Golpe de estado: Venezuela 1992

Había decidido aprender algo más que la piscología, entre más conocimiento tuviera un mejor aporte a la sociedad daría o eso es lo que solía decirme mi madre de pequeño; durante mi carrera tome la determinación de hacer una maestría en Ciencias sociales, el querer generar una conciencia sobre una política democrática, era mi meta. En el año 1989 me mude e instale en un pequeño departamento en el estado de Miranda, donde la cercanía a la universidad, era algo fantástica, asumiendo que no soy de las personas que le gusta perder el tiempo.

Como buen psicólogo y tomando en cuenta las enseñanzas de todos mis maestros, cree un pequeño análisis de quienes serían las personas adecuadas para formar un grupo de trabajo, encontrando entre ellas el personaje que más marco mi vida: El señor Hugo Rafael Chávez Frías. Quien, a pesar de tener un léxico amplio, su ideología poseía pocos argumentos. Entre varias conversaciones que tuvimos le enseñe como llamar la atención completa de un público, además, le aconseje enriquecer sus conocimientos con más documentación política. Un detalle que no pensé mucho, pero que resulto siendo una prueba mortal mucho tiempo después.

Un tema que marco mucho el conocimiento sobre la política durante la maestría fue el Caracazo y sus causas, de las cuales la más polémica fue: "la economía venezolana cayó a partir del endeudamiento que generó el país después del "boom" petrolero en los años 70", ya que no era bien visto desde el punto de todos, además que nos vimos seriamente afectados por las constantes protestas y saqueos. ¡Ya no se podía vivir con tranquilidad!

Para mediados de 1990 Hugo y yo nos volvimos excelentes colegas, además que su forma de comunicarse se volvió más fluida y encantadora, ¡Sin duda siguió cada uno de mis consejos! Aunque, algo de todo eso no me dejaba tranquilo, era como si una aguja picara constantemente mi consciencia. Antes de finalizar con la maestría, Hugo se fue sin presentar su tesis, decía que eso solo era perder el tiempo y que lo que realmente importaba era lo que se mantenía en su mente; y yo como una persona pensante no me deje influenciar, por lo cual termine mis estudios sin retrasos ni complicaciones, entregando de manera impecable mi tesis.

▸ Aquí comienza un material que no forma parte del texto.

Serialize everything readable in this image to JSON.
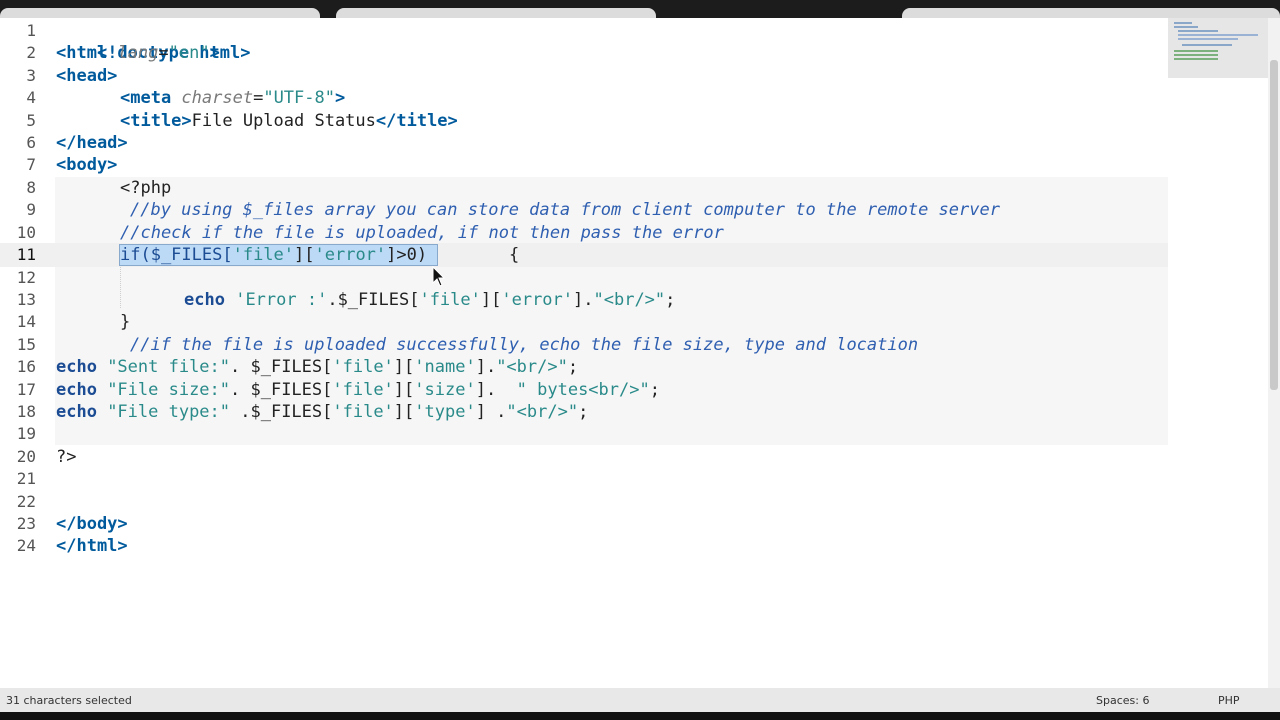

Durante el tiempo que terminaba la maestría, Hugo me comento que quería continuar con su carrera militar en las Fuerzas Armadas, no era raro verlo correr de un lado a otro con papeles en la mano, comentaba que eso era lo que le correspondía a él, que era parte de su destino, además de siempre expresar querer liberar el pueblo venezolano y llevarlo a la gloria, siendo algo muy conmovedor, ya que Venezuela estaba pasando por una época "oscura"; durante ese tiempo conocimos muchas personas, compañeros, amigos, seguidores y hasta coroneles, era impresionante la forma en que comenzaba a desenvolverse, manteniendo el tacto sobre lo que expresaba, hasta ascender al grado de teniente coronel en 1990.

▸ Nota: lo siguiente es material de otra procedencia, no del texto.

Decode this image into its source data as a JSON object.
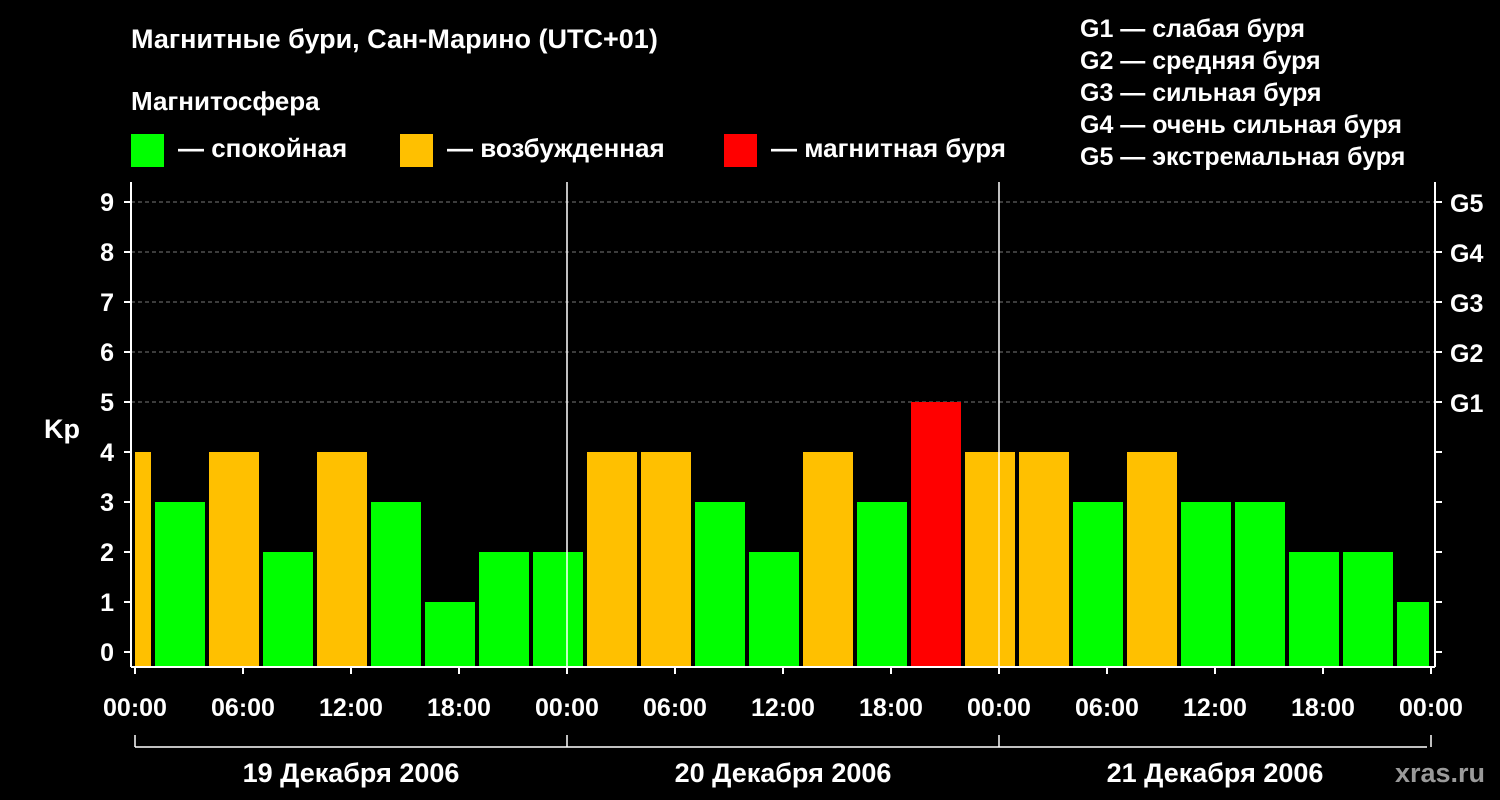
{
  "title": "Магнитные бури, Сан-Марино (UTC+01)",
  "magnetosphere": {
    "heading": "Магнитосфера",
    "legend": [
      {
        "label": "— спокойная",
        "color": "#00ff00"
      },
      {
        "label": "— возбужденная",
        "color": "#ffc000"
      },
      {
        "label": "— магнитная буря",
        "color": "#ff0000"
      }
    ]
  },
  "storm_scale": [
    "G1 — слабая буря",
    "G2 — средняя буря",
    "G3 — сильная буря",
    "G4 — очень сильная буря",
    "G5 — экстремальная буря"
  ],
  "watermark": "xras.ru",
  "chart_data": {
    "type": "bar",
    "ylabel": "Kp",
    "ylim": [
      0,
      9
    ],
    "y_ticks": [
      "0",
      "1",
      "2",
      "3",
      "4",
      "5",
      "6",
      "7",
      "8",
      "9"
    ],
    "right_axis_ticks": [
      {
        "kp": 5,
        "label": "G1"
      },
      {
        "kp": 6,
        "label": "G2"
      },
      {
        "kp": 7,
        "label": "G3"
      },
      {
        "kp": 8,
        "label": "G4"
      },
      {
        "kp": 9,
        "label": "G5"
      }
    ],
    "x_tick_labels": [
      "00:00",
      "06:00",
      "12:00",
      "18:00",
      "00:00",
      "06:00",
      "12:00",
      "18:00",
      "00:00",
      "06:00",
      "12:00",
      "18:00",
      "00:00"
    ],
    "days": [
      "19 Декабря 2006",
      "20 Декабря 2006",
      "21 Декабря 2006"
    ],
    "interval_hours": 3,
    "grid": "dashed horizontal at 5–9",
    "colors": {
      "quiet": "#00ff00",
      "active": "#ffc000",
      "storm": "#ff0000"
    },
    "series": [
      {
        "start_hour": -2,
        "kp": 4
      },
      {
        "start_hour": 1,
        "kp": 3
      },
      {
        "start_hour": 4,
        "kp": 4
      },
      {
        "start_hour": 7,
        "kp": 2
      },
      {
        "start_hour": 10,
        "kp": 4
      },
      {
        "start_hour": 13,
        "kp": 3
      },
      {
        "start_hour": 16,
        "kp": 1
      },
      {
        "start_hour": 19,
        "kp": 2
      },
      {
        "start_hour": 22,
        "kp": 2
      },
      {
        "start_hour": 25,
        "kp": 4
      },
      {
        "start_hour": 28,
        "kp": 4
      },
      {
        "start_hour": 31,
        "kp": 3
      },
      {
        "start_hour": 34,
        "kp": 2
      },
      {
        "start_hour": 37,
        "kp": 4
      },
      {
        "start_hour": 40,
        "kp": 3
      },
      {
        "start_hour": 43,
        "kp": 5
      },
      {
        "start_hour": 46,
        "kp": 4
      },
      {
        "start_hour": 49,
        "kp": 4
      },
      {
        "start_hour": 52,
        "kp": 3
      },
      {
        "start_hour": 55,
        "kp": 4
      },
      {
        "start_hour": 58,
        "kp": 3
      },
      {
        "start_hour": 61,
        "kp": 3
      },
      {
        "start_hour": 64,
        "kp": 2
      },
      {
        "start_hour": 67,
        "kp": 2
      },
      {
        "start_hour": 70,
        "kp": 1
      }
    ]
  }
}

En ese entonces me sentí muy orgulloso de él, porque él estaba cumpliendo parte de sus sueños y no solo eso, sus ideologías políticas iban en aumento cada día más, que cuando ya fui a darme cuenta, creaba un movimiento entre las masas. Era algo extraordinario y sorprendente. Poco tiempo después realizo un curso de Comando y Estado Mayor en la Escuela Superior del Ejército, donde llego a ser muy admirado.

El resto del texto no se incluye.